Consumers are a key audience for every business, across sectors and revenue models. Why? They are your buyers, suppliers and employees. Therefore, every decision your company makes starts and ends with consumer insight. Every IT investment ultimately requires human approval and adoption. Supply chain decisions are about delivering to human beings. Manufacturing focuses on producing goods that humans will use. Consumer insight represents human insight. As long as you sell to and through human beings, you need consumer insight.
Who owns Consumer Insight?
Marketing is most often in a unique position to tap into this insight, but often misses or fails to focus on the value of collecting and using consumer insight to solve business problems. This failure is largely driven by a demand to invest in a lot of different types of data, analytics and insights serving a variety of purposes. But, if the entire organization could see the criticality of looking at decision making, first, through the lens of the human beings affected by those decisions, the value of and funding for consumer insight would be indisputable.
CMO have a rare chance to insert consumer insight into executive-level discussions and decision making. Are you, as a CMO, taking advantage of this opportunity?
What does Consumer Insight Have to with Your Business?
Too often, each function focuses on a distinct definition of operational success. There is, of course, a hope that these success metrics all connect to a common organizational outcome, like profitability. If IT and HR optimize for efficiency and productivity, that will, logically, lead to improved profitability. As long as Sales and Manufacturing focus on topline growth and cost management, we’ll achieve greater profitability. But, the missing piece–the elephant not in the room–is the understanding of consumers. This doesn’t only apply to consumers of what the company sells. This also applies to the human beings expected to execute these strategies. If COVID-19 has taught us nothing as leaders, it has shown the interconnectedness of business decisions with the lives of human beings.
Even if IT chooses the ideal system, if the CIO or IT leaders fail to appreciate the change management needs of their teams, the system fails for low adoption. If HR selects the best process and policy for managing employee behavior but fails to understand these employees day-to-day lives, people managers will face resistance from their teams. If Sales designs winning collateral and training but doesn’t also appreciate barriers to interpersonal relationships, sellers will struggle. Manufacturing can embrace leading project management practices, but a lack of understanding of the human beings implementing those practices renders them ineffective.
Why aren’t other functions embracing this understanding?
There can be a lot of reasons other functional leaders don’t embrace consumer insights, such as:
- Company history of undervaluing or underinvesting in these types of insights
- Lack of exposure to consumer insight or understanding of its impact among leaders
- Leaders’ past experience with consumer insight being misused (e.g., confirmation bias)
Consumer insight isn’t a replacement for insight about your company’s customers or employees. But, in the absence of customer or employee surveys or studies, understanding broadly what consumers think, feel or how they behave can save the organization from going down the wrong path.
For example, the incoming U.S. presidential administration is increasing hope for broad vaccination against COVID-19. Questions are also arising about mandating employee vaccinations. HR, Legal and Risk Management executives will lead the organization in making this decision. However, they would do well to understand employee sentiment toward vaccination before implementing a vaccination program, much less mandating vaccinations.
Hopefully, companies making these types of decisions that affect not only business operations but also their employer brand, would invest the time and budget in an employee survey. They should also start by using consumer insight to understand, broadly, how people feel about the COVID-19 vaccine. This could be used for survey development and to identify concerns that could be addressed through communication, certainly ahead of a mandate.
What’s at stake if we ignore consumer understanding?
The previous example is just one scenario where consumer insight can guide strategic and operational business decisions outside of marketing.
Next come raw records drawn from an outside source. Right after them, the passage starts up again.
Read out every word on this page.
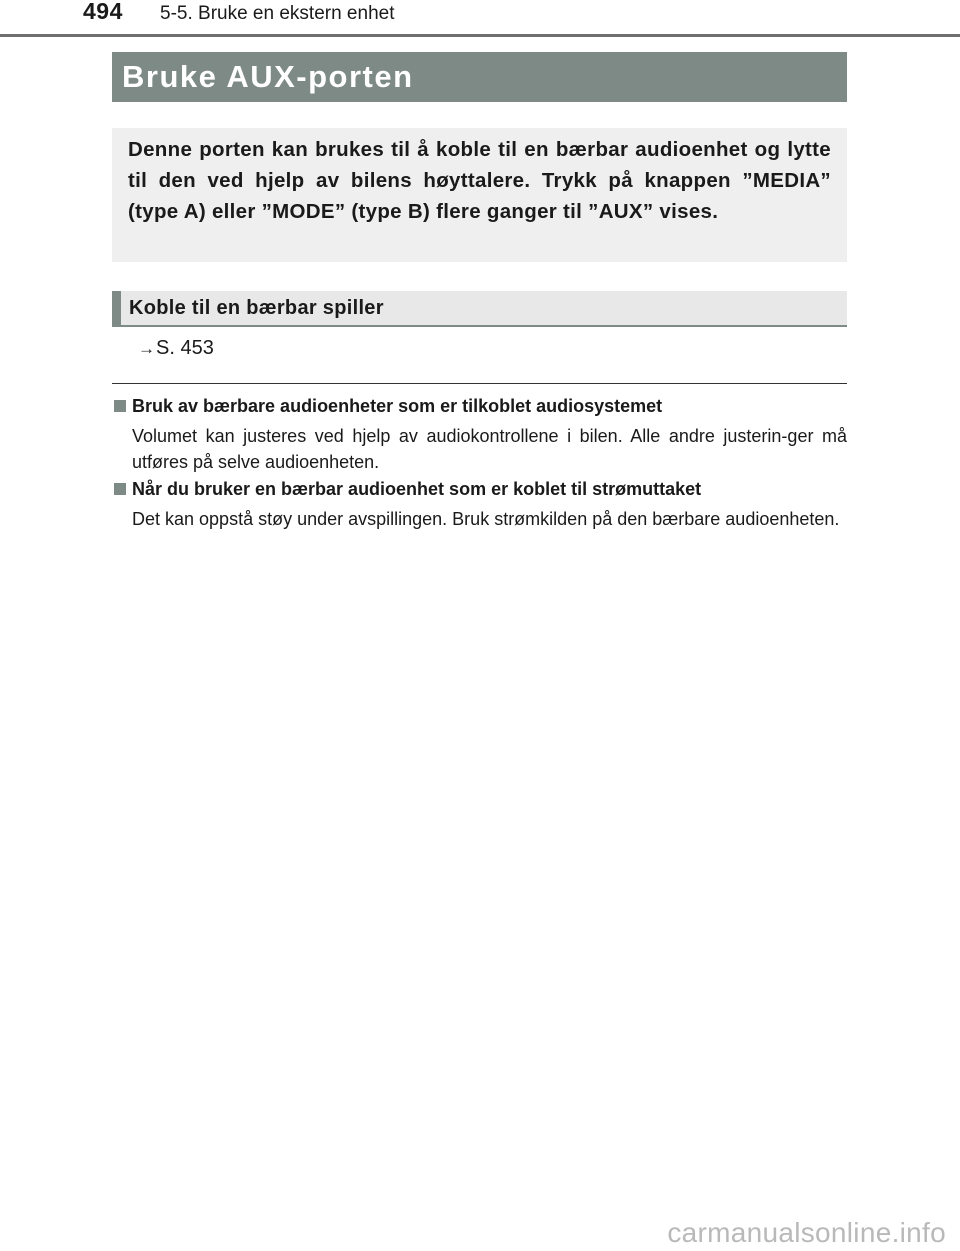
494 5-5. Bruke en ekstern enhet
Bruke AUX-porten
Denne porten kan brukes til å koble til en bærbar audioenhet og lytte til den ved hjelp av bilens høyttalere. Trykk på knappen ”MEDIA” (type A) eller ”MODE” (type B) flere ganger til ”AUX” vises.
Koble til en bærbar spiller
→S. 453
Bruk av bærbare audioenheter som er tilkoblet audiosystemet
Volumet kan justeres ved hjelp av audiokontrollene i bilen. Alle andre justerin-ger må utføres på selve audioenheten.
Når du bruker en bærbar audioenhet som er koblet til strømuttaket
Det kan oppstå støy under avspillingen. Bruk strømkilden på den bærbare audioenheten.
carmanualsonline.info
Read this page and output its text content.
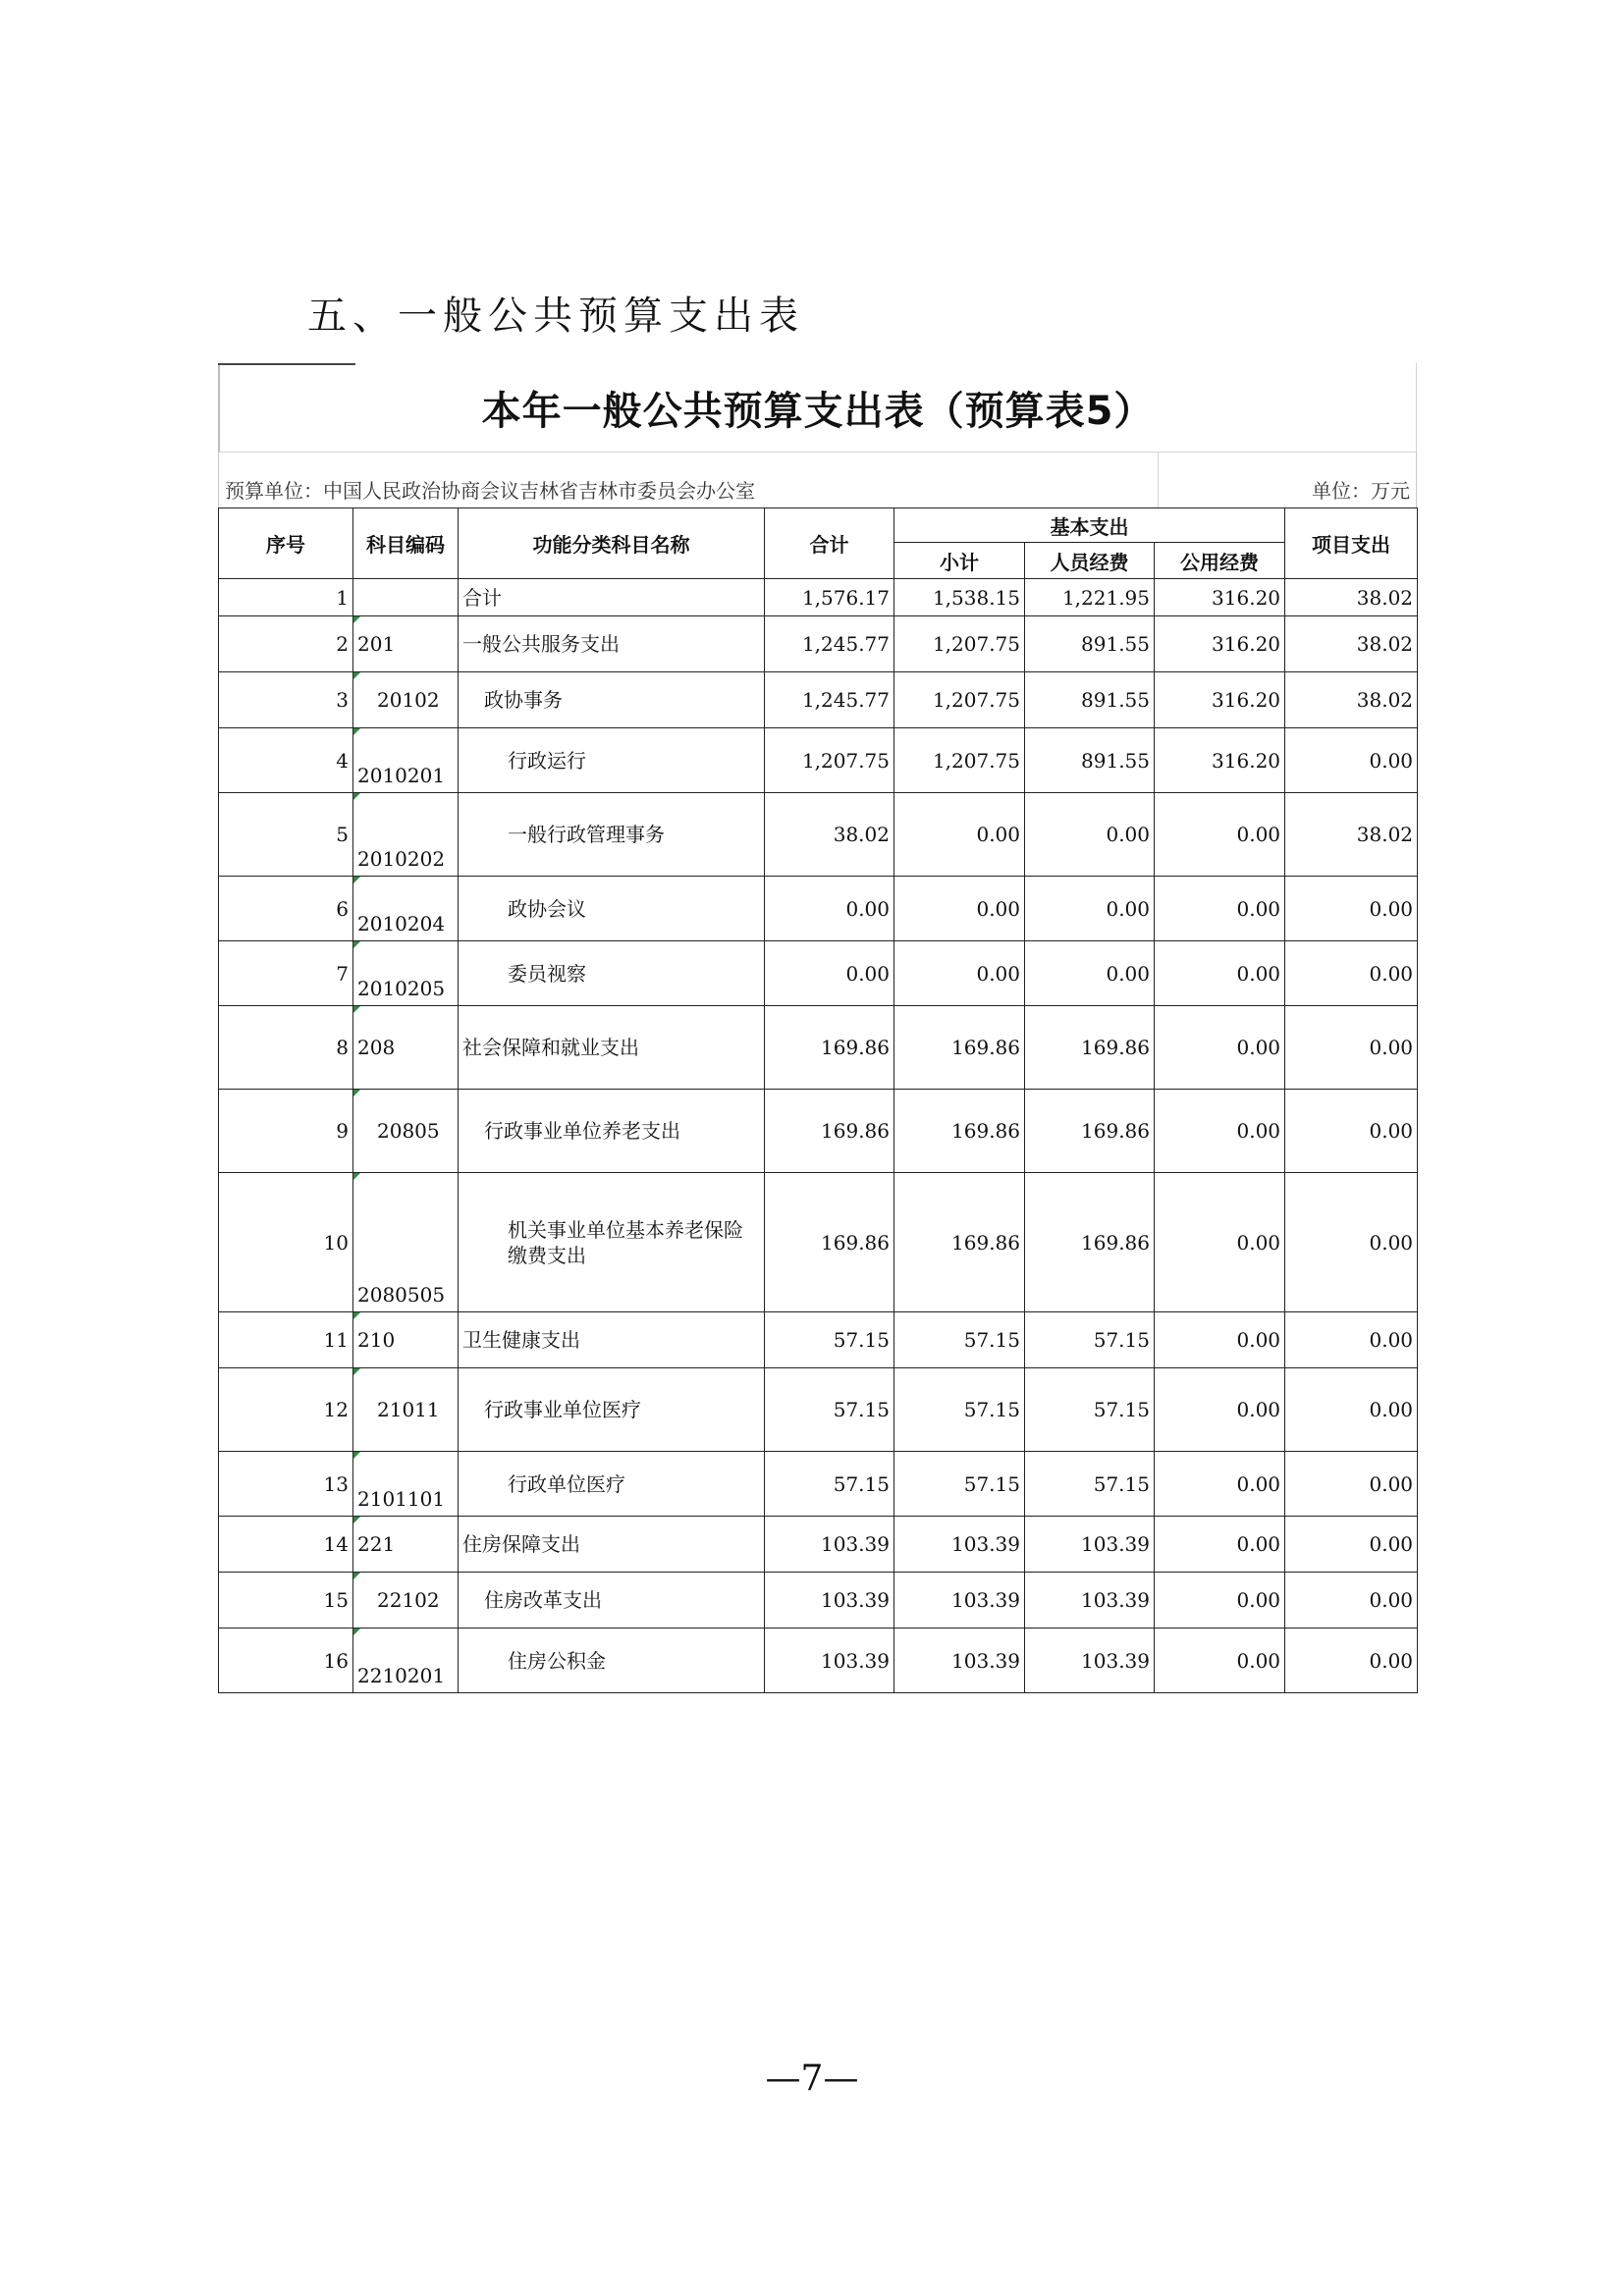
五、一般公共预算支出表
本年一般公共预算支出表（预算表5）
预算单位：中国人民政治协商会议吉林省吉林市委员会办公室	单位：万元
序号	科目编码	功能分类科目名称	合计	基本支出			项目支出
				小计	人员经费	公用经费	
1		合计	1,576.17	1,538.15	1,221.95	316.20	38.02
2	201	一般公共服务支出	1,245.77	1,207.75	891.55	316.20	38.02
3	20102	政协事务	1,245.77	1,207.75	891.55	316.20	38.02
4	2010201	行政运行	1,207.75	1,207.75	891.55	316.20	0.00
5	2010202	一般行政管理事务	38.02	0.00	0.00	0.00	38.02
6	2010204	政协会议	0.00	0.00	0.00	0.00	0.00
7	2010205	委员视察	0.00	0.00	0.00	0.00	0.00
8	208	社会保障和就业支出	169.86	169.86	169.86	0.00	0.00
9	20805	行政事业单位养老支出	169.86	169.86	169.86	0.00	0.00
10	2080505	机关事业单位基本养老保险缴费支出	169.86	169.86	169.86	0.00	0.00
11	210	卫生健康支出	57.15	57.15	57.15	0.00	0.00
12	21011	行政事业单位医疗	57.15	57.15	57.15	0.00	0.00
13	2101101	行政单位医疗	57.15	57.15	57.15	0.00	0.00
14	221	住房保障支出	103.39	103.39	103.39	0.00	0.00
15	22102	住房改革支出	103.39	103.39	103.39	0.00	0.00
16	2210201	住房公积金	103.39	103.39	103.39	0.00	0.00
—7—
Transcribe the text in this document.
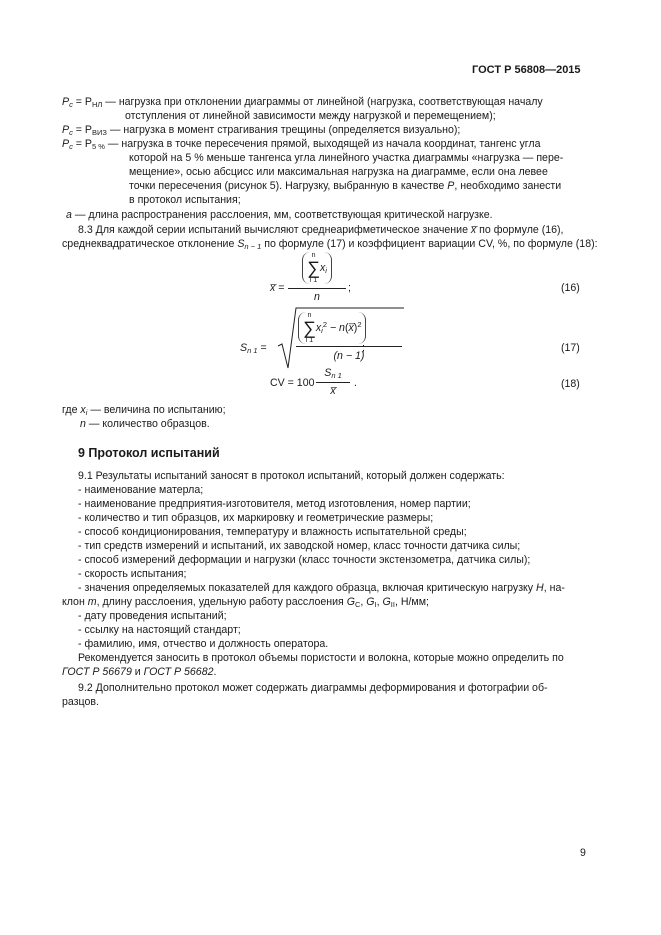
ГОСТ Р 56808—2015
$P_c = P_{НЛ}$ — нагрузка при отклонении диаграммы от линейной (нагрузка, соответствующая началу
отступления от линейной зависимости между нагрузкой и перемещением);
$P_c = P_{ВИЗ}$ — нагрузка в момент страгивания трещины (определяется визуально);
$P_c = P_{5 \%}$ — нагрузка в точке пересечения прямой, выходящей из начала координат, тангенс угла
которой на 5 % меньше тангенса угла линейного участка диаграммы «нагрузка — пере-
мещение», осью абсцисс или максимальная нагрузка на диаграмме, если она левее
точки пересечения (рисунок 5). Нагрузку, выбранную в качестве P, необходимо занести
в протокол испытания;
a — длина распространения расслоения, мм, соответствующая критической нагрузке.
8.3 Для каждой серии испытаний вычисляют среднеарифметическое значение x̅ по формуле (16),
среднеквадратическое отклонение $S_{n - 1}$ по формуле (17) и коэффициент вариации CV, %, по формуле (18):
x̅ =
n
∑
i 1
$x_i$
n
;	(16)
$S_{n 1}$ =
n
∑
i 1
$x_i^2$ − n(x̅)$^2$
(n − 1)
;	(17)
CV = 100
$S_{n 1}$
x̅
.	(18)
где $x_i$ — величина по испытанию;
n — количество образцов.
9 Протокол испытаний
9.1 Результаты испытаний заносят в протокол испытаний, который должен содержать:
- наименование матерла;
- наименование предприятия-изготовителя, метод изготовления, номер партии;
- количество и тип образцов, их маркировку и геометрические размеры;
- способ кондиционирования, температуру и влажность испытательной среды;
- тип средств измерений и испытаний, их заводской номер, класс точности датчика силы;
- способ измерений деформации и нагрузки (класс точности экстензометра, датчика силы);
- скорость испытания;
- значения определяемых показателей для каждого образца, включая критическую нагрузку H, на-
клон m, длину расслоения, удельную работу расслоения $G_C$, $G_I$, $G_{II}$, Н/мм;
- дату проведения испытаний;
- ссылку на настоящий стандарт;
- фамилию, имя, отчество и должность оператора.
Рекомендуется заносить в протокол объемы пористости и волокна, которые можно определить по
ГОСТ Р 56679 и ГОСТ Р 56682.
9.2 Дополнительно протокол может содержать диаграммы деформирования и фотографии об-
разцов.
9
There are countless other examples of situations where decision making, in the absence of consumer insight, renders a company-centric decision that fails to meet the needs of customers, employees or other stakeholders.
As we (hopefully) embark on an era where all stakeholders, not just shareholders, matter and drive accountability, CMO should look for opportunities to:
- Continually invest in consumer insight
- Bring consumer insight into c-level discussions
- Encourage teams and peers to use it to inform decision making
Consumers, including your customers, employees and individuals making decisions on behalf of your company and your partners’, are reeling. 2020 was a year like none other. Now, more than ever, its critical for CMO to lead their organizations in valuing consumer insights and tapping into qualitative and quantitative sources of insight to increase empathy and improve relevance and effectiveness. This doesn’t just apply to messaging. More importantly, it applies to the actions taken by the c-level and other leaders of the organization.